June 12, 1998
Showings:
June 12 - Enzian (Opening Night) 7:30pm
A Merry War, which opens the Florida Film Festival, is a light and puzzling comedy adapted from the 1936 George Orwell novel entitled Keep the Aspidistra Flying. The film stars Richard E. Grant (veteran of films as diverse as Withnail and I, The Age of Innocence, and Spice World) and Helena Bonham-Carter (1997 Best Actress nominee for The Wings of a Dove). The movie is beautifully acted and filmed, with wonderful set design and costuming. It has sophisticated and witty dialogue (my personal favorite line - "I will not make love where dogs have peed."). However, the film lacks substance and truly incisive social commentary - especially given that it is based on an Orwell piece (I have not read Keep the Aspidistra Flying, so I cannot comment on the actual adaptation. Still, the film simply didn't feel like Orwell).
It is early 1930s London, and Gordon Comstock (Grant) is an advertising copywriter. His girlfriend Rosemary (Bonham-Carter) is the graphic artist who gives color to Comstock's words. Comstock is also an aspiring poet, having published a short volume entitled Mice, for which the Times Literary Supplement has commented that Comstock, "shows great promise." Comstock's work, as noted by his rich, socialist publisher, Ravelston (Julian Wadham), is about misery. When Comstock is offered a promotion to "Head of Creativity," he impulsively quits his agency. Comstock, who abhors his middle-class status, sees the promotion as placing him irrevocably above the middle-class. Thus, "the poet Comstock" - heir to Blake and Shakespeare - dedicates his life to his art despite the fact that successful British poets must be homosexual and educated at Eton and Oxford (Comstock is none of these). Rosemary, who is realistic about her talents and her station in life, is horrified by Comstock's decision.
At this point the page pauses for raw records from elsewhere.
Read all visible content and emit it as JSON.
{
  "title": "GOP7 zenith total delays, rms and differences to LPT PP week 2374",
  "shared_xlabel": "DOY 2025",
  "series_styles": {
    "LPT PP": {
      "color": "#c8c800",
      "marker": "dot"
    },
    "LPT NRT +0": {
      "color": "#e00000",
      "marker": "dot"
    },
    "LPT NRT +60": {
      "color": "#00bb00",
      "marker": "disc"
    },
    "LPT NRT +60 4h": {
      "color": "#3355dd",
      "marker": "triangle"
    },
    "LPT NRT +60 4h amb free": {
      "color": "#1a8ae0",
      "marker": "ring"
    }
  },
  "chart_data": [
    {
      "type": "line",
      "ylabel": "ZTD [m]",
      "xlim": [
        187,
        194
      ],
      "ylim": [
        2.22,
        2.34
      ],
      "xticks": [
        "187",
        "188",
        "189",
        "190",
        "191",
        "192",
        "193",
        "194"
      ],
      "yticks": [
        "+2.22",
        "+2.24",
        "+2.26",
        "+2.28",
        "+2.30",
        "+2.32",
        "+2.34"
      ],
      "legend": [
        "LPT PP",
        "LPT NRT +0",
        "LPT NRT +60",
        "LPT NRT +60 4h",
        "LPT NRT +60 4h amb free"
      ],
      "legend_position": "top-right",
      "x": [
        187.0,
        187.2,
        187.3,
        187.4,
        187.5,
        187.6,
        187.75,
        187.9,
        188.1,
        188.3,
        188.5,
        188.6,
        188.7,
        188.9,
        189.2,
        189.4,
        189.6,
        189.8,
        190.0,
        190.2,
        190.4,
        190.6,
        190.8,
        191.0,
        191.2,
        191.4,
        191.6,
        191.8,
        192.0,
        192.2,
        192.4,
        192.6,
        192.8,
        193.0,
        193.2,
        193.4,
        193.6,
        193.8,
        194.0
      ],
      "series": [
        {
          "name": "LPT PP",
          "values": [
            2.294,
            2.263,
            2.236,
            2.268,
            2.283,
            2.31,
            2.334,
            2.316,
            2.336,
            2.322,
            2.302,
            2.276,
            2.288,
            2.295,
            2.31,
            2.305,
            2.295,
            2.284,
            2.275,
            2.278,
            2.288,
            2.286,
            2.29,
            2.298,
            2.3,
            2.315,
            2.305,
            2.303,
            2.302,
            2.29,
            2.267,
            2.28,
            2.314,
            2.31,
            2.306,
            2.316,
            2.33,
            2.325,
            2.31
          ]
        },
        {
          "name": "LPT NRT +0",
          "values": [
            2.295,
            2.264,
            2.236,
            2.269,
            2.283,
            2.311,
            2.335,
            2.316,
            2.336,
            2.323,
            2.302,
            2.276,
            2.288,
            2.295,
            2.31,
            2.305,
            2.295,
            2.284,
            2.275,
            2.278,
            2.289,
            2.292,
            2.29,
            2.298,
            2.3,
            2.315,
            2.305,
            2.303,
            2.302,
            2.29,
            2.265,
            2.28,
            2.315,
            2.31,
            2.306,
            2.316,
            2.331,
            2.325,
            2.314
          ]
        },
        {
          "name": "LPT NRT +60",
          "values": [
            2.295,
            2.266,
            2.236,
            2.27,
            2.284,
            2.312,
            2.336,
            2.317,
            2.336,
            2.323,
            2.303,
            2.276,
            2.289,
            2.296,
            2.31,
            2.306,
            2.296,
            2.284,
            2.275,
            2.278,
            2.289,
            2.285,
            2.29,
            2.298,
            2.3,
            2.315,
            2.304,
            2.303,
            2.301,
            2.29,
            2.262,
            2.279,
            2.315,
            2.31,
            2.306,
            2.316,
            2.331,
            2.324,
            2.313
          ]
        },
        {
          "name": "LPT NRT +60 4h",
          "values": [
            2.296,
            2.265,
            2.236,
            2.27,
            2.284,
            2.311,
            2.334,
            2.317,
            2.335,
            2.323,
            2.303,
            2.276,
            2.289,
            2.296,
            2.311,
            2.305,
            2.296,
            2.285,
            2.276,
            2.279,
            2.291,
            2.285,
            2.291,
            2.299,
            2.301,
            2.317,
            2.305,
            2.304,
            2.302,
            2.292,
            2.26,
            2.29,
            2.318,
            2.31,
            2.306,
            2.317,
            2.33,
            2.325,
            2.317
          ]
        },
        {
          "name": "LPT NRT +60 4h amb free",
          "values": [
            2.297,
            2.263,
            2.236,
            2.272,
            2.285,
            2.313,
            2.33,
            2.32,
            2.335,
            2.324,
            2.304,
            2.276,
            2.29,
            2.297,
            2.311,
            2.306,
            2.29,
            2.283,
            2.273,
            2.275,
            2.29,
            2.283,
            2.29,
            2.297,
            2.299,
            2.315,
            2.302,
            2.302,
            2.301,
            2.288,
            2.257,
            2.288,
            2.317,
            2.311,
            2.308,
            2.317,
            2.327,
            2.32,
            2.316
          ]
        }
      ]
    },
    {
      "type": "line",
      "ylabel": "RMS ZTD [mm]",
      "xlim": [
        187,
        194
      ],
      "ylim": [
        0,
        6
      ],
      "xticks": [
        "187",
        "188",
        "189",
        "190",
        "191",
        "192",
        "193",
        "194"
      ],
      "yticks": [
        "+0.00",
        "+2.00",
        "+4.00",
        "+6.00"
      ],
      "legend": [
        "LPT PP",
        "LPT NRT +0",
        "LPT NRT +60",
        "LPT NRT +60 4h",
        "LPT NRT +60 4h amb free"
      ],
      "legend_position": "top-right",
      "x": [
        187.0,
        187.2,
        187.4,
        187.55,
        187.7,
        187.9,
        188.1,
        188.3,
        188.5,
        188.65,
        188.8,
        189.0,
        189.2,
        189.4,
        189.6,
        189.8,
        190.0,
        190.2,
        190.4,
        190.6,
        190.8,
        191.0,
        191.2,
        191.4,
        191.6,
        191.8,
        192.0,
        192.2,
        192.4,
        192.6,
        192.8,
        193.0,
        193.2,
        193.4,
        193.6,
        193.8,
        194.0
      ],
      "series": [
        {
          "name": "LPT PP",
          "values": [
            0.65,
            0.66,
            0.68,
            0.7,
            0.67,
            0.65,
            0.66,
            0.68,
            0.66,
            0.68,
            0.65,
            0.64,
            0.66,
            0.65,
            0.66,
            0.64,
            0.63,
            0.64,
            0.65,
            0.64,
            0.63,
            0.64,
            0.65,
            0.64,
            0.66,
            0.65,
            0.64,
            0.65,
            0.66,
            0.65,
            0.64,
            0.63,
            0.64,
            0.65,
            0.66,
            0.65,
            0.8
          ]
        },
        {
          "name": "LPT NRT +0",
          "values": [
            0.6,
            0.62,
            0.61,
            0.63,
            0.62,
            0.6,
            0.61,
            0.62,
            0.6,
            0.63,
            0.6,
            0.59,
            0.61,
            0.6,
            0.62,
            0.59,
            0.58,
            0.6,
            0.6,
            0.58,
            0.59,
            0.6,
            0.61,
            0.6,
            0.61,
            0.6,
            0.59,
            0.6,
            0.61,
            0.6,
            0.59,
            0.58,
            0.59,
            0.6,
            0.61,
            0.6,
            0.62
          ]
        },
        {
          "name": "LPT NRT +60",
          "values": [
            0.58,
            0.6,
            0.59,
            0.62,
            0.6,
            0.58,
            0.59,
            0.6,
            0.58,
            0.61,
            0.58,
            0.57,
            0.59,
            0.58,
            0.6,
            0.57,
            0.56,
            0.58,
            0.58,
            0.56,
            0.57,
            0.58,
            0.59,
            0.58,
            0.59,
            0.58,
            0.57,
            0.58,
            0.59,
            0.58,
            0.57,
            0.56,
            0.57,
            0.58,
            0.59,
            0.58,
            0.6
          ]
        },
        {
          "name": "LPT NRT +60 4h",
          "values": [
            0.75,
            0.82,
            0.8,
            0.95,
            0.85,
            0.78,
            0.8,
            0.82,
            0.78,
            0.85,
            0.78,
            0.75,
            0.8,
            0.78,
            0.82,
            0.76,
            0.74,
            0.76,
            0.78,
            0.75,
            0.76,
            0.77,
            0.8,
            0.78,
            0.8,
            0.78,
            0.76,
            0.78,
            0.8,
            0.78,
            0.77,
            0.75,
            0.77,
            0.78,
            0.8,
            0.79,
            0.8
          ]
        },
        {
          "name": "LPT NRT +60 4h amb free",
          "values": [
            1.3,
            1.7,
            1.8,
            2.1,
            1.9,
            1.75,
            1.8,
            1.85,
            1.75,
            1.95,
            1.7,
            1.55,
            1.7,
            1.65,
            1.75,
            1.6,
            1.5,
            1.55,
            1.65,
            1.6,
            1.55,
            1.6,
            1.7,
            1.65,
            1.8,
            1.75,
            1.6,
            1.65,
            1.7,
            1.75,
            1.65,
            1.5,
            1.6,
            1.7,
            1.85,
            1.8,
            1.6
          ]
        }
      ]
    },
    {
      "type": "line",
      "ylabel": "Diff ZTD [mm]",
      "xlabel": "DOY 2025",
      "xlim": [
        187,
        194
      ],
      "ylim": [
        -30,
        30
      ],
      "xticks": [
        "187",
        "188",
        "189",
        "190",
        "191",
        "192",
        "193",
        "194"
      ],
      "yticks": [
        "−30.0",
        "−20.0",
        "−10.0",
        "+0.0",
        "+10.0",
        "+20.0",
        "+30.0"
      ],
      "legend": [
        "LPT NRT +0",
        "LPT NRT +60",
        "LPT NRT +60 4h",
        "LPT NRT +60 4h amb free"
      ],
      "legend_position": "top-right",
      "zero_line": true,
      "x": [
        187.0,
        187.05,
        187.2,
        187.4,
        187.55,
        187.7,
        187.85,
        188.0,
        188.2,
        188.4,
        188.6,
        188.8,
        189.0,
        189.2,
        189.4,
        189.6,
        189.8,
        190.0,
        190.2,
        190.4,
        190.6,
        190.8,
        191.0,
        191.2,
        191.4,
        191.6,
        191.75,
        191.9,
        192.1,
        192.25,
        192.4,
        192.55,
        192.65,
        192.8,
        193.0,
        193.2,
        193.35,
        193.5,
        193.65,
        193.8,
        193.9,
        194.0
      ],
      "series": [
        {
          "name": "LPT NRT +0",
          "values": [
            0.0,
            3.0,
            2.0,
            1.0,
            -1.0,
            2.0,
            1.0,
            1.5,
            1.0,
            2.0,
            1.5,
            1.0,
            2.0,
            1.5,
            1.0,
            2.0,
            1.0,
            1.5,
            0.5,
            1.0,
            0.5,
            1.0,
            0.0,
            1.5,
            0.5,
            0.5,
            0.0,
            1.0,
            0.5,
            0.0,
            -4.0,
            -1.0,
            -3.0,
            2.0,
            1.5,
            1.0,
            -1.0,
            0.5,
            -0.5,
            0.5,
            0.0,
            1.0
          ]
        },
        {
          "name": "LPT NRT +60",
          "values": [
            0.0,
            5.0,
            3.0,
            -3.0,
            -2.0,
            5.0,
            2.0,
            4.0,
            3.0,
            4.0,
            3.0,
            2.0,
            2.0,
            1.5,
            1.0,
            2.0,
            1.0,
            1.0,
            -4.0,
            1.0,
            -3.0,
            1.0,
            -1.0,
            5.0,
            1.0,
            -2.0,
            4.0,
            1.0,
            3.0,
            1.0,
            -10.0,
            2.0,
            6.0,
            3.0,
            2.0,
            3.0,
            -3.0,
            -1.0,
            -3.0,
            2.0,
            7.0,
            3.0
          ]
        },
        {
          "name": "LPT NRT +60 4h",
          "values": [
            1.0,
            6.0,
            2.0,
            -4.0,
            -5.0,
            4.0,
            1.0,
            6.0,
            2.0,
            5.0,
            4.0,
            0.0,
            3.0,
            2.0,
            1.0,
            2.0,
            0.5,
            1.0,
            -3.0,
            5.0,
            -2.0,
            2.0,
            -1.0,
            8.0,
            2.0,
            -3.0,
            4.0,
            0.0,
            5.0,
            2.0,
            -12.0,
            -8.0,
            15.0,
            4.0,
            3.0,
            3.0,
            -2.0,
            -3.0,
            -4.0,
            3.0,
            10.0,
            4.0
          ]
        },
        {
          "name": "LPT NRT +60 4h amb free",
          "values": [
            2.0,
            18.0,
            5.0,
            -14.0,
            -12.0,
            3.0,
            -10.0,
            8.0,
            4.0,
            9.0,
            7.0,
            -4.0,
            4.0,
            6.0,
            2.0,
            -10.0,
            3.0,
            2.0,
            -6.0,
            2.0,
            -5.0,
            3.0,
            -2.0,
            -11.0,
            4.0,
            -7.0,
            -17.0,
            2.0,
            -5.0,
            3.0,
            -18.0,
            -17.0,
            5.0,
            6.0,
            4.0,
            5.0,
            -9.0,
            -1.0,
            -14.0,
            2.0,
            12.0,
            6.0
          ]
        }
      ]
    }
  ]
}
Comstock experiences a series of misadventures that bring him in contact with the upper-class and the working class, and at odds with "the money god." Throughout he is haunted by that most middle-class of houseplants, the aspidistra, as well as an ad campaign for "Bovex" on which he and Rosemary collaborated. The poet Comstock simply cannot escape the middle-class.
A Merry War is a great showcase for the manic talents of Grant - he is hilarious. Bonham-Carter is terrific, even if her part is somewhat small and thankless. The various supporting characters are a hoot. The director, Robert Bierman (Vampire's Kiss and the wonderful BBC/Masterpiece Theater series, The Moonstone and Clarissa) evokes sophisticated art-deco London quite well (although the film drags in parts). All in all, A Merry War is a fun and entertaining, if not quite brilliant, film.

Mary Walsh
My husband, Erik, and I are recent transplants from New England. We live
in Longwood
with our two cats, Ellie (from Damiel, the angel in the German film Wings
of Desire)
and Phineas, otherwise known as Blackie (which describes both his fur and
his soul).
Being childless, by choice, these are our substitutes, and we never miss a
chance to
discuss them as such, much to the annoyance of our friends with children.
We lead
very exciting lives, something like jet-setters, except that we rarely
travel, don't go out much and both prefer to read or watch films (although
Erik also likes professional wrestling, which he continually refers to as
our country's second great art form, after jazz).